Wed | Jun 16, 2021

NEPA defends granting permit to Dovecot

Published:Friday | July 3, 2020 | 12:18 AMRuddy Mathison/Gleaner Writer
A sign showing an artist’s impression of the proposed expanded Dovecot Memorial Park in St Catherine.
A sign showing an artist’s impression of the proposed expanded Dovecot Memorial Park in St Catherine.

The national Environment and Planning Agency (NEPA) has defended its decision to grant a permit to Kumanda Park Limited, operators of Dovecot Memorial Park in St Catherine, for a proposed 72-acre expansion of the burial grounds.

NEPA said that a proper environmental impact assessment (EIA) was undertaken by the developers, which is the legal requirement for the granting of such permit. Eleven breaches identified by the environmental regulator led to Monday’s stop order on all expansion work.

Director of the Environmental Management and Conservation Division at NEPA, Anthony McKenzie, told The Gleaner that NEPA was satisfied with the technical study, which had taken into account environmental preservation.

“The concerns of the citizens would have been addressed in this study and the necessary mitigation strategies put in place,” McKenzie said.

Residents of the communities in the vicinity of Dovecot have been at odds with the management of the burial site since they announced the expansion plan in 2013.

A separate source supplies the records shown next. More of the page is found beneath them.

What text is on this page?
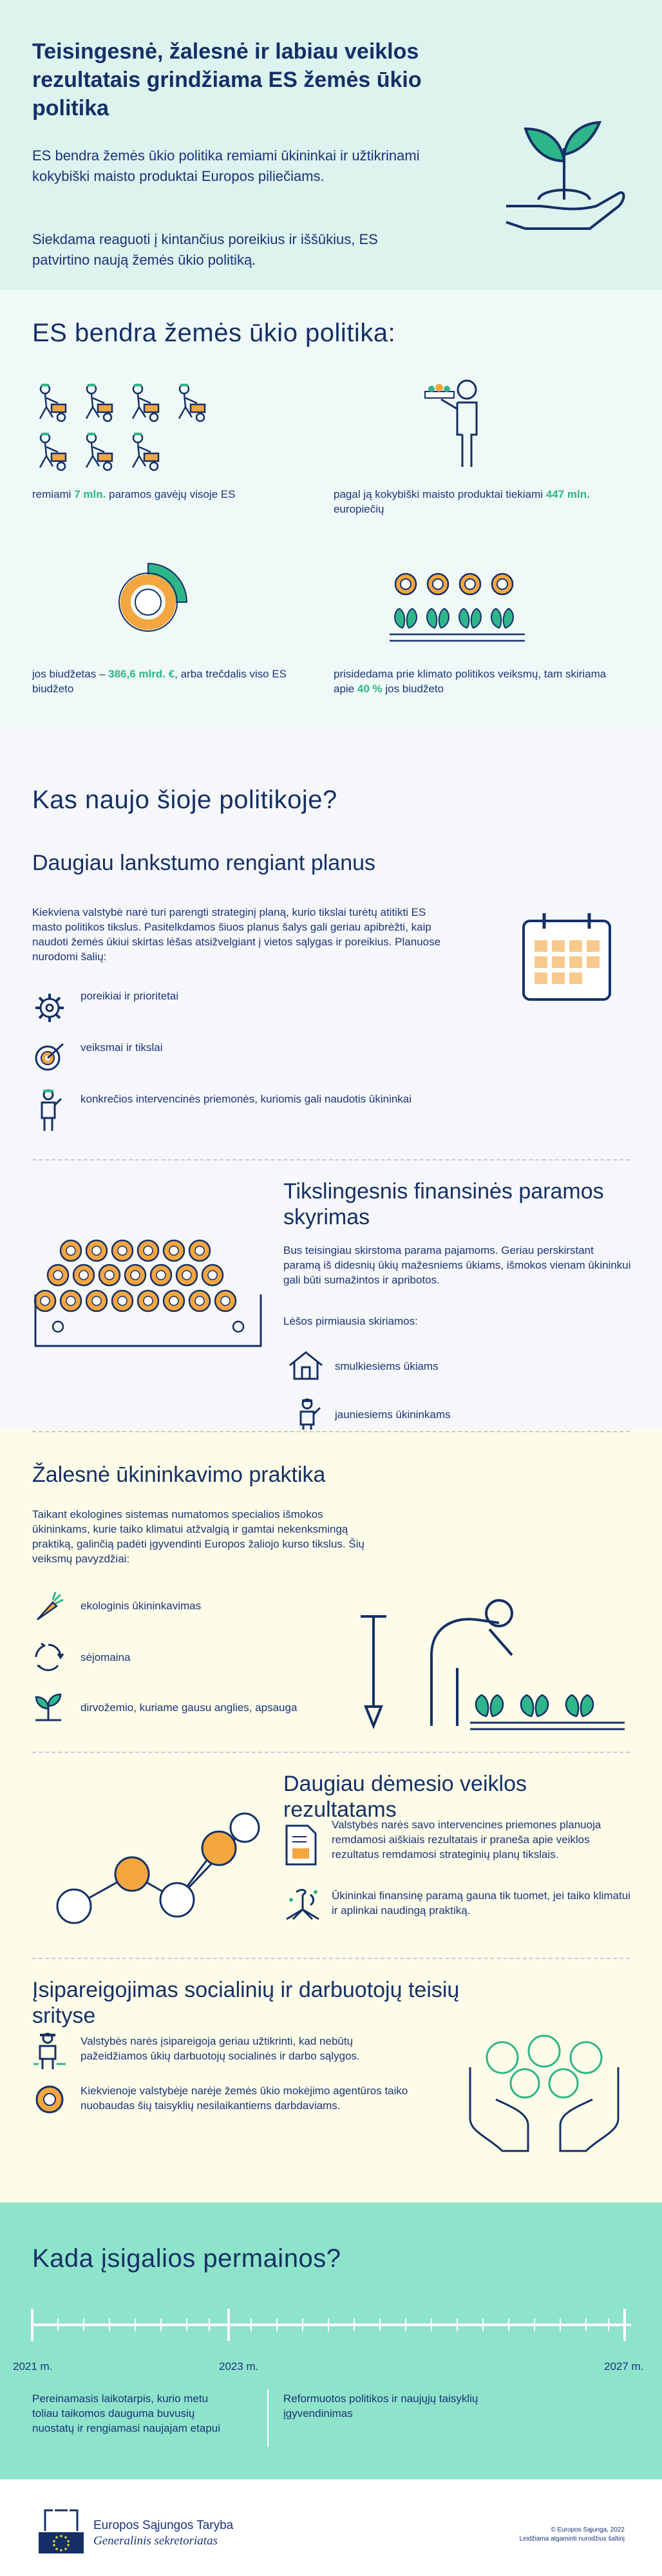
Teisingesnė, žalesnė ir labiau veiklos rezultatais grindžiama ES žemės ūkio politika
ES bendra žemės ūkio politika remiami ūkininkai ir užtikrinami kokybiški maisto produktai Europos piliečiams.
Siekdama reaguoti į kintančius poreikius ir iššūkius, ES patvirtino naują žemės ūkio politiką.
ES bendra žemės ūkio politika:
remiami 7 mln. paramos gavėjų visoje ES	pagal ją kokybiški maisto produktai tiekiami 447 mln. europiečių
jos biudžetas – 386,6 mlrd. €, arba trečdalis viso ES biudžeto
prisidedama prie klimato politikos veiksmų, tam skiriama apie 40 % jos biudžeto
Kas naujo šioje politikoje?
Daugiau lankstumo rengiant planus
Kiekviena valstybė narė turi parengti strateginį planą, kurio tikslai turėtų atitikti ES masto politikos tikslus. Pasitelkdamos šiuos planus šalys gali geriau apibrėžti, kaip naudoti žemės ūkiui skirtas lėšas atsižvelgiant į vietos sąlygas ir poreikius. Planuose nurodomi šalių:
poreikiai ir prioritetai
veiksmai ir tikslai
konkrečios intervencinės priemonės, kuriomis gali naudotis ūkininkai
Tikslingesnis finansinės paramos skyrimas
Bus teisingiau skirstoma parama pajamoms. Geriau perskirstant paramą iš didesnių ūkių mažesniems ūkiams, išmokos vienam ūkininkui gali būti sumažintos ir apribotos.
Lėšos pirmiausia skiriamos:
smulkiesiems ūkiams
jauniesiems ūkininkams
Žalesnė ūkininkavimo praktika
Taikant ekologines sistemas numatomos specialios išmokos ūkininkams, kurie taiko klimatui atžvalgią ir gamtai nekenksmingą praktiką, galinčią padėti įgyvendinti Europos žaliojo kurso tikslus. Šių veiksmų pavyzdžiai:
ekologinis ūkininkavimas
sėjomaina
dirvožemio, kuriame gausu anglies, apsauga
Daugiau dėmesio veiklos rezultatams
Valstybės narės savo intervencines priemones planuoja remdamosi aiškiais rezultatais ir praneša apie veiklos rezultatus remdamosi strateginių planų tikslais.
Ūkininkai finansinę paramą gauna tik tuomet, jei taiko klimatui ir aplinkai naudingą praktiką.
Įsipareigojimas socialinių ir darbuotojų teisių srityse
Valstybės narės įsipareigoja geriau užtikrinti, kad nebūtų pažeidžiamos ūkių darbuotojų socialinės ir darbo sąlygos.
Kiekvienoje valstybėje narėje žemės ūkio mokėjimo agentūros taiko nuobaudas šių taisyklių nesilaikantiems darbdaviams.
Kada įsigalios permainos?
2021 m.	2023 m.	2027 m.
Pereinamasis laikotarpis, kurio metu toliau taikomos dauguma buvusių nuostatų ir rengiamasi naujajam etapui
Reformuotos politikos ir naujųjų taisyklių įgyvendinimas
Europos Sąjungos Taryba
Generalinis sekretoriatas
© Europos Sąjunga, 2022
Leidžiama atgaminti nurodžius šaltinį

The residents cited the possible contamination of the underground water source that supplies potable water to the communities, dust nuisance associated with the expansion work, traffic congestion along St John’s Road on funeral days, and the devaluation of their homes as a result of the unsightly perimeter of the memorial park.

“A number of agencies were involved with the assessment, like the National Water Commission (NWC), the National Works Agency, the Natural Resources Conservation Authority, and the Ministry of Health,” McKenzie said.

“We are satisfied that the mitigation strategies are in place to protect the water supply, which is some 50 metres below where the vaults stop.

There is a requirement that 12 inches of limestone is poured into each vault, in addition to the establishment of two monitoring wells to the south and southeast of the property to constantly test the water quality, so steps have been taken to ensure that discharge from dead bodies does not affect the water,” he added.

The NEPA director said that the NWC, which is the authorised regulator of potable water, have a duty to ensure that supplies to households were free from contamination. Likewise, the health department has a responsibility to test samples of water going into households, so residents need not fear.

McKenzie said as part of the EIA, the aesthetics were also addressed with a detailed drawings of what the memorial park would look like on completion.